If I leave my email open on the kitchen computer, you X out of it without even glancing. That’s how little interest you have in me.”

  Rachel felt her ears burning, like what was supposed to happen when people talk behind your back. But Darius was speaking right to her face, telling her what he thought of her. That she was selfish. A shit sibling. She racked her brain for a rebuttal.

  “Remember when you were five and Mom was backing out of the garage while you were riding your bike in the driveway? I ran and pulled you out of the way, even though I could have gotten hit too.”

  “Rachel, that was forever ago. And what does that prove? That you didn’t want me dead? I agree with that. You would prefer that I stay alive. But have you asked me once what’s going on with me? About school. My friends. My college search. Nada. It’s fine, by the way. I’m totally used to it.”
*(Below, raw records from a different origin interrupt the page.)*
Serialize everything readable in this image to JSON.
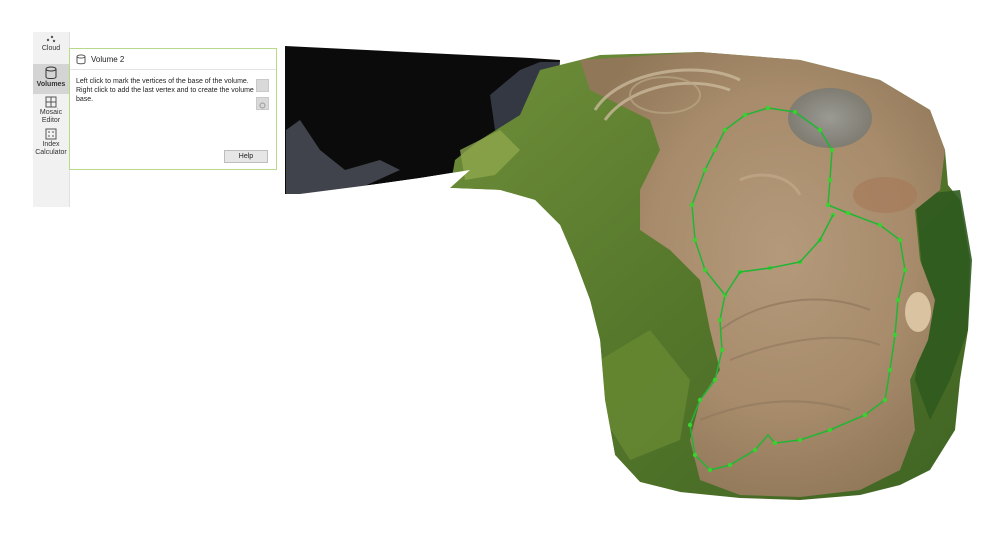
{
  "toolbar": {
    "items": [
      {
        "label": "Cloud",
        "icon": "point-cloud-icon"
      },
      {
        "label": "Volumes",
        "icon": "volumes-icon"
      },
      {
        "label": "Mosaic\nEditor",
        "icon": "mosaic-editor-icon"
      },
      {
        "label": "Index\nCalculator",
        "icon": "index-calculator-icon"
      }
    ],
    "active": "Volumes"
  },
  "panel": {
    "title": "Volume 2",
    "instructions": "Left click to mark the vertices of the base of the volume. Right click to add the last vertex and to create the volume base.",
    "help_label": "Help"
  },
  "colors": {
    "panel_border": "#b9d98a",
    "vertex_marker": "#39d22f",
    "outline": "#22b534",
    "soil": "#a98e6f",
    "vegetation": "#5d7d33"
  }
}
  Rachel bit down, pressing her top teeth into a blister on her bottom lip. She always did that when she was thinking hard. Austin had noticed it. He loved to tease her about her habits: everything from the complicated Starbucks orders to her weird need to wash her hands before they had sex. What were Darius’s habits that she should have picked up on? People who care about each other know their quirks and mannerisms. Her brother chewed with his mouth open exclusively. He cut his toenails over the toilet and then never flushed. But those were both negative! She was also pretty sure he had gotten himself fired from his lifeguard job, but that was another bad thing. Ah, she had something! When they sat down in the den to watch TV, he always asked her what she wanted to watch, even if he got to the remote first. And another thing! He was really clever at naming things. He christened their goldfish Fishtopher, the ficus in the living room Plantricia, their father’s black Honda the Accordian.